Pharmaceutical microbiologists are responsible for ensuring that the supply of life-saving drugs and vaccines are free from microorganism contamination. By maintaining product safety and quality with reliable microbial testing, the downtime of production and delay in deliveries can be minimized, while ensuring regulatory compliance. Pharmaceutical companies require microbial identification not only for production line control, but also for sterile products such as vaccines.
Pharmaceutical microbiologists have a responsibility to ensure efficient production and production control, and to secure products are safe and free from contaminants. When a positive culture is detected in a sample along the pharmaceutical process chain, for example in raw materials, an end product or in the production environment, identification of the cultured microorganism is required. This ensures finished product sterility and, ultimately, patient safety.

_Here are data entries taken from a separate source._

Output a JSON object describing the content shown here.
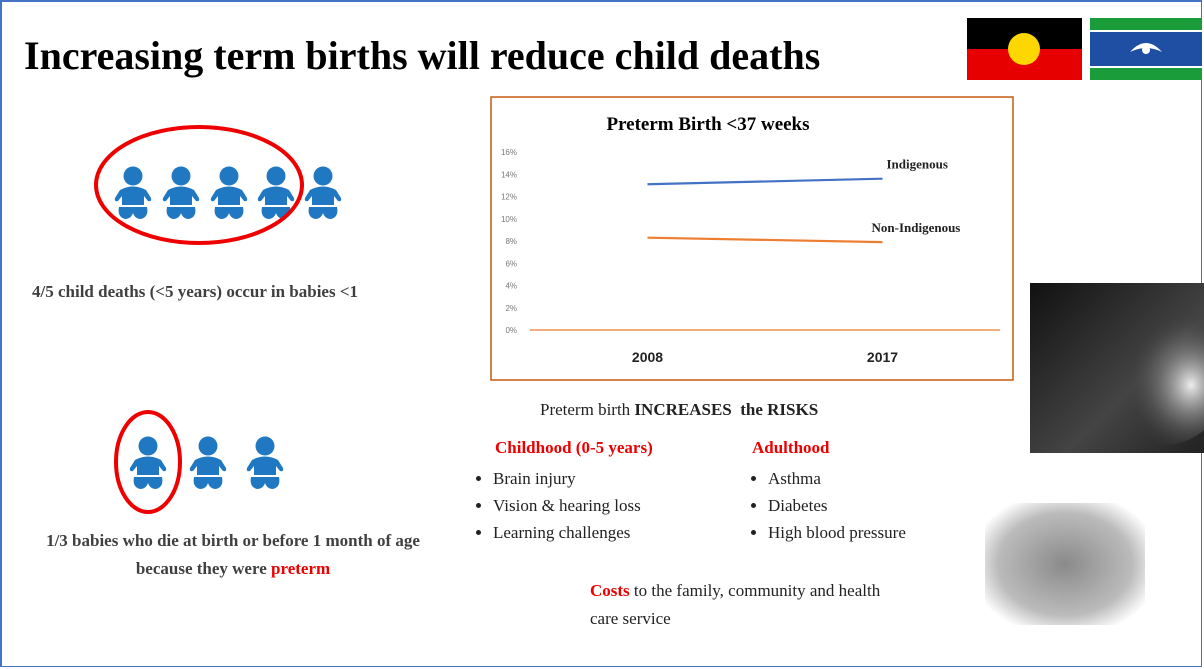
{
  "header": {
    "title": "Increasing term births will reduce child deaths"
  },
  "left": {
    "stat1": "4/5 child deaths (<5 years) occur in babies <1",
    "stat2": "1/3 babies who die at birth or before 1 month of age because they were",
    "stat2_highlight": "preterm"
  },
  "chart_data": {
    "type": "line",
    "title": "Preterm Birth <37 weeks",
    "categories": [
      "2008",
      "2017"
    ],
    "series": [
      {
        "name": "Indigenous",
        "color": "#4472c4",
        "values": [
          13.1,
          13.6
        ]
      },
      {
        "name": "Non-Indigenous",
        "color": "#ed7d31",
        "values": [
          8.3,
          7.9
        ]
      }
    ],
    "ylim": [
      0,
      16
    ],
    "yticks": [
      {
        "value": 0,
        "label": "0%"
      },
      {
        "value": 2,
        "label": "2%"
      },
      {
        "value": 4,
        "label": "4%"
      },
      {
        "value": 6,
        "label": "6%"
      },
      {
        "value": 8,
        "label": "8%"
      },
      {
        "value": 10,
        "label": "10%"
      },
      {
        "value": 12,
        "label": "12%"
      },
      {
        "value": 14,
        "label": "14%"
      },
      {
        "value": 16,
        "label": "16%"
      }
    ]
  },
  "risks": {
    "heading_plain": "Preterm birth",
    "heading_bold": "INCREASES  the RISKS",
    "groups": [
      {
        "title": "Childhood (0-5 years)",
        "items": [
          "Brain injury",
          "Vision & hearing loss",
          "Learning challenges"
        ]
      },
      {
        "title": "Adulthood",
        "items": [
          "Asthma",
          "Diabetes",
          "High blood pressure"
        ]
      }
    ]
  },
  "costs": {
    "highlight": "Costs",
    "text": "to the family, community and health care service"
  }
}
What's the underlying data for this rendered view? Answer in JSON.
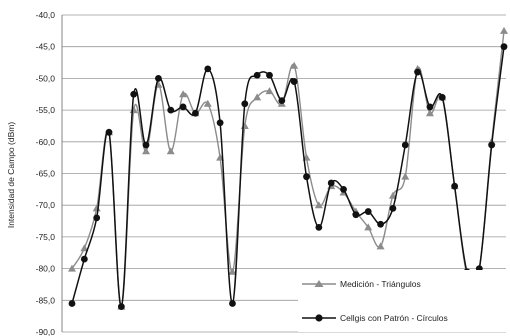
{
  "chart_data": {
    "type": "line",
    "title": "",
    "xlabel": "",
    "ylabel": "Intensidad de Campo (dBm)",
    "ylim": [
      -90,
      -40
    ],
    "yticks": [
      "-40,0",
      "-45,0",
      "-50,0",
      "-55,0",
      "-60,0",
      "-65,0",
      "-70,0",
      "-75,0",
      "-80,0",
      "-85,0",
      "-90,0"
    ],
    "grid": true,
    "legend_position": "bottom-right",
    "series": [
      {
        "name": "Medición - Triángulos",
        "color": "#8c8c8c",
        "marker": "triangle",
        "values": [
          -80.0,
          -76.8,
          -70.5,
          -58.5,
          -86.0,
          -55.0,
          -61.5,
          -51.0,
          -61.5,
          -52.5,
          -55.5,
          -54.0,
          -62.5,
          -80.5,
          -57.5,
          -53.0,
          -52.0,
          -54.0,
          -48.0,
          -62.5,
          -70.0,
          -67.0,
          -68.0,
          -71.0,
          -73.5,
          -76.5,
          -68.5,
          -65.5,
          -48.5,
          -55.5,
          -53.0,
          -67.0,
          -81.0,
          -80.0,
          -60.0,
          -42.5
        ]
      },
      {
        "name": "Cellgis con Patrón - Círculos",
        "color": "#111111",
        "marker": "circle",
        "values": [
          -85.5,
          -78.5,
          -72.0,
          -58.5,
          -86.0,
          -52.5,
          -60.5,
          -50.0,
          -55.0,
          -54.5,
          -55.5,
          -48.5,
          -57.0,
          -85.5,
          -54.0,
          -49.5,
          -49.5,
          -53.5,
          -50.5,
          -65.5,
          -73.5,
          -66.5,
          -67.5,
          -71.5,
          -71.0,
          -73.0,
          -70.5,
          -60.5,
          -49.0,
          -54.5,
          -53.0,
          -67.0,
          -80.5,
          -80.0,
          -60.5,
          -45.0
        ]
      }
    ]
  }
}
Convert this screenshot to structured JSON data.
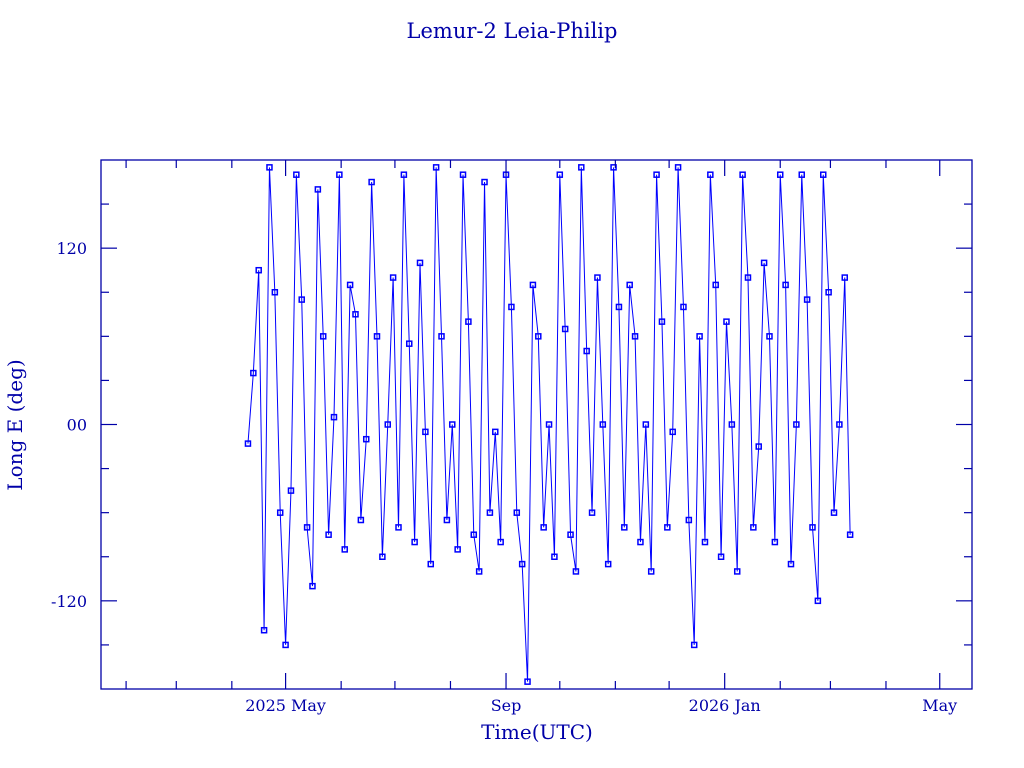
{
  "chart_data": {
    "type": "line",
    "title": "Lemur-2 Leia-Philip",
    "xlabel": "Time(UTC)",
    "ylabel": "Long E (deg)",
    "xlim": [
      "2025-01-18",
      "2026-05-19"
    ],
    "ylim": [
      -180,
      180
    ],
    "x_tick_labels": [
      {
        "date": "2025-05-01",
        "label": "2025 May"
      },
      {
        "date": "2025-09-01",
        "label": "Sep"
      },
      {
        "date": "2026-01-01",
        "label": "2026 Jan"
      },
      {
        "date": "2026-05-01",
        "label": "May"
      }
    ],
    "y_tick_labels": [
      {
        "value": 120,
        "label": "120"
      },
      {
        "value": 0,
        "label": "00"
      },
      {
        "value": -120,
        "label": "-120"
      }
    ],
    "grid": false,
    "markers": "square",
    "colors": {
      "axes": "#0000a8",
      "series": "#0000ff"
    },
    "series": [
      {
        "start": "2025-04-10",
        "step_days": 3,
        "values": [
          -13,
          35,
          105,
          -140,
          175,
          90,
          -60,
          -150,
          -45,
          170,
          85,
          -70,
          -110,
          160,
          60,
          -75,
          5,
          170,
          -85,
          95,
          75,
          -65,
          -10,
          165,
          60,
          -90,
          0,
          100,
          -70,
          170,
          55,
          -80,
          110,
          -5,
          -95,
          175,
          60,
          -65,
          0,
          -85,
          170,
          70,
          -75,
          -100,
          165,
          -60,
          -5,
          -80,
          170,
          80,
          -60,
          -95,
          -175,
          95,
          60,
          -70,
          0,
          -90,
          170,
          65,
          -75,
          -100,
          175,
          50,
          -60,
          100,
          0,
          -95,
          175,
          80,
          -70,
          95,
          60,
          -80,
          0,
          -100,
          170,
          70,
          -70,
          -5,
          175,
          80,
          -65,
          -150,
          60,
          -80,
          170,
          95,
          -90,
          70,
          0,
          -100,
          170,
          100,
          -70,
          -15,
          110,
          60,
          -80,
          170,
          95,
          -95,
          0,
          170,
          85,
          -70,
          -120,
          170,
          90,
          -60,
          0,
          100,
          -75
        ]
      }
    ]
  }
}
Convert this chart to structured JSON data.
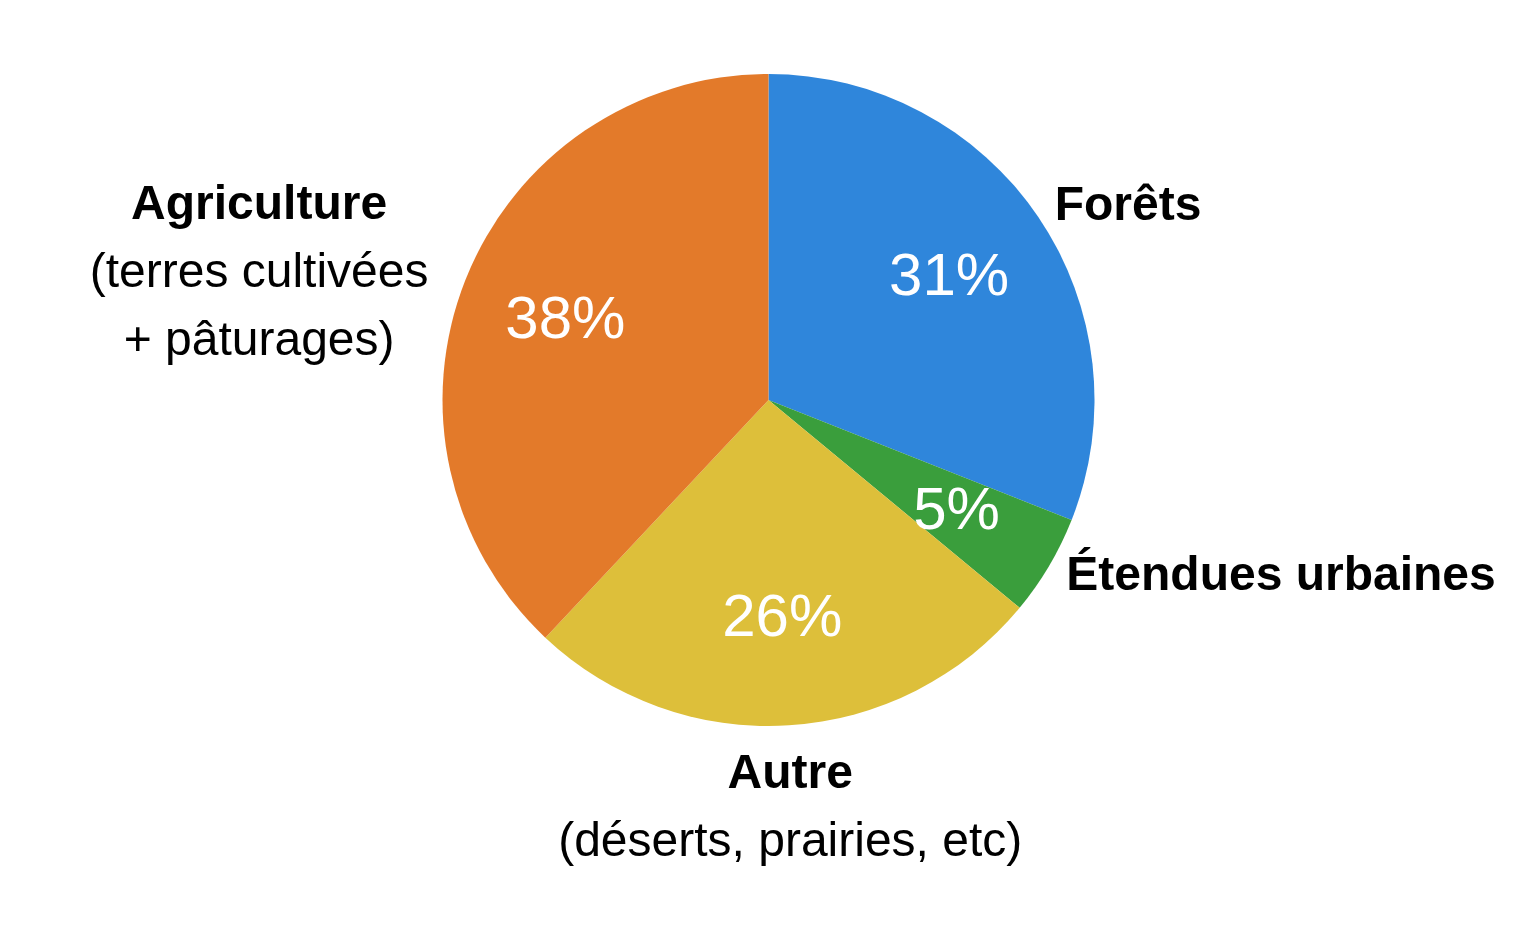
{
  "chart_data": {
    "type": "pie",
    "categories": [
      "Forêts",
      "Étendues urbaines",
      "Autre\n(déserts, prairies, etc)",
      "Agriculture\n(terres cultivées\n+ pâturages)"
    ],
    "values": [
      31,
      5,
      26,
      38
    ],
    "colors": [
      "#2f86db",
      "#3a9e3c",
      "#ddbf3a",
      "#e37a2a"
    ],
    "value_labels": [
      "31%",
      "5%",
      "26%",
      "38%"
    ]
  }
}
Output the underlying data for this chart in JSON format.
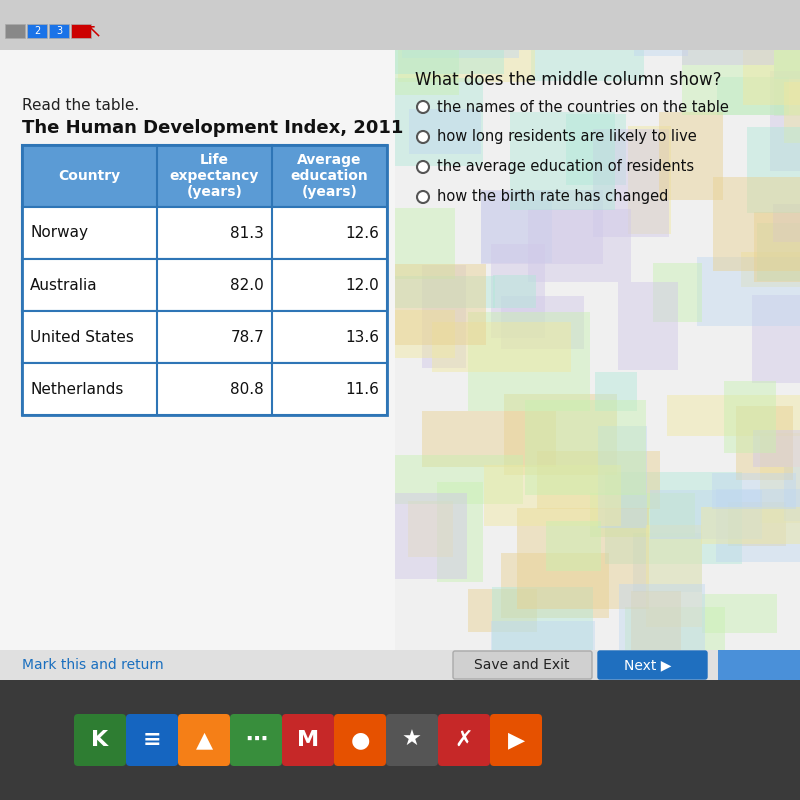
{
  "title_read": "Read the table.",
  "title_main": "The Human Development Index, 2011",
  "question": "What does the middle column show?",
  "options": [
    "the names of the countries on the table",
    "how long residents are likely to live",
    "the average education of residents",
    "how the birth rate has changed"
  ],
  "col_headers": [
    "Country",
    "Life\nexpectancy\n(years)",
    "Average\neducation\n(years)"
  ],
  "rows": [
    [
      "Norway",
      "81.3",
      "12.6"
    ],
    [
      "Australia",
      "82.0",
      "12.0"
    ],
    [
      "United States",
      "78.7",
      "13.6"
    ],
    [
      "Netherlands",
      "80.8",
      "11.6"
    ]
  ],
  "table_header_bg": "#5b9bd5",
  "table_header_text": "#ffffff",
  "table_border_color": "#2e75b6",
  "table_cell_bg": "#ffffff",
  "nav_button_color": "#1f6fbf",
  "save_button_color": "#d0d0d0",
  "bottom_bar_color": "#e0e0e0",
  "taskbar_color": "#3a3a3a",
  "top_bar_color": "#cccccc",
  "mark_link_color": "#1a6fbf",
  "page_bg": "#c8dce8",
  "left_bg": "#f5f5f5",
  "grad_colors": [
    "#b0e8d8",
    "#c8f0b0",
    "#f0e8a0",
    "#e8d090",
    "#d0c8e8",
    "#c0d8f0"
  ]
}
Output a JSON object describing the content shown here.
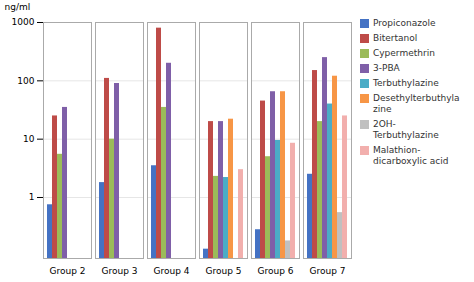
{
  "chart_data": {
    "type": "bar",
    "categories": [
      "Group 2",
      "Group 3",
      "Group 4",
      "Group 5",
      "Group 6",
      "Group 7"
    ],
    "series": [
      {
        "name": "Propiconazole",
        "color": "#4472C4",
        "values": [
          0.75,
          1.8,
          3.5,
          0.13,
          0.28,
          2.5
        ]
      },
      {
        "name": "Bitertanol",
        "color": "#BE4B48",
        "values": [
          25,
          110,
          800,
          20,
          45,
          150
        ]
      },
      {
        "name": "Cypermethrin",
        "color": "#9BBB59",
        "values": [
          5.5,
          10,
          35,
          2.3,
          5.0,
          20
        ]
      },
      {
        "name": "3-PBA",
        "color": "#7F5FA8",
        "values": [
          35,
          90,
          200,
          20,
          65,
          250
        ]
      },
      {
        "name": "Terbuthylazine",
        "color": "#4BACC6",
        "values": [
          null,
          null,
          null,
          2.2,
          9.5,
          40
        ]
      },
      {
        "name": "Desethylterbuthyla\nzine",
        "color": "#F79646",
        "values": [
          null,
          null,
          null,
          22,
          65,
          120
        ]
      },
      {
        "name": "2OH-\nTerbuthylazine",
        "color": "#C0C0C0",
        "values": [
          null,
          null,
          null,
          null,
          0.18,
          0.55
        ]
      },
      {
        "name": "Malathion-\ndicarboxylic acid",
        "color": "#F2AFAD",
        "values": [
          null,
          null,
          null,
          3.0,
          8.5,
          25
        ]
      }
    ],
    "ylabel": "ng/ml",
    "ylim": [
      0.09,
      1000
    ],
    "yticks": [
      1,
      10,
      100,
      1000
    ],
    "log": "y",
    "grid": true,
    "legend": "right"
  }
}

When time is critical, the ability to identify a range of microorganisms in one workflow and one system is invaluable – especially for demanding varieties such as anaerobic and non-fermenting bacteria and multicellular fungi. Matrix-Assisted Laser Desorption/Ionization Time-Of-Flight mass spectrometry (MALDI-TOF MS) provides pharmaceutical microbiologists with a rapid method for the identification of microorganisms, based on their unique proteomic fingerprint.
This technology is transforming the quality control workflow, by saving valuable time and enabling data tracking and integrity, as well as 21 CFR Part 11 compliance.
Source tracking is crucial in contamination cases. If the same microorganism is identified repeatedly in the production line, microbiologists must conduct route cause analysis (RCA) to establish the source and identify the microbial strain to ensure the outbreak is contained. Infrared (IR) spectroscopy is ideally suited for source tracking and, combined with MALDI-TOF MS, joins the power of strain typing with rapid and sensitive microorganism identification.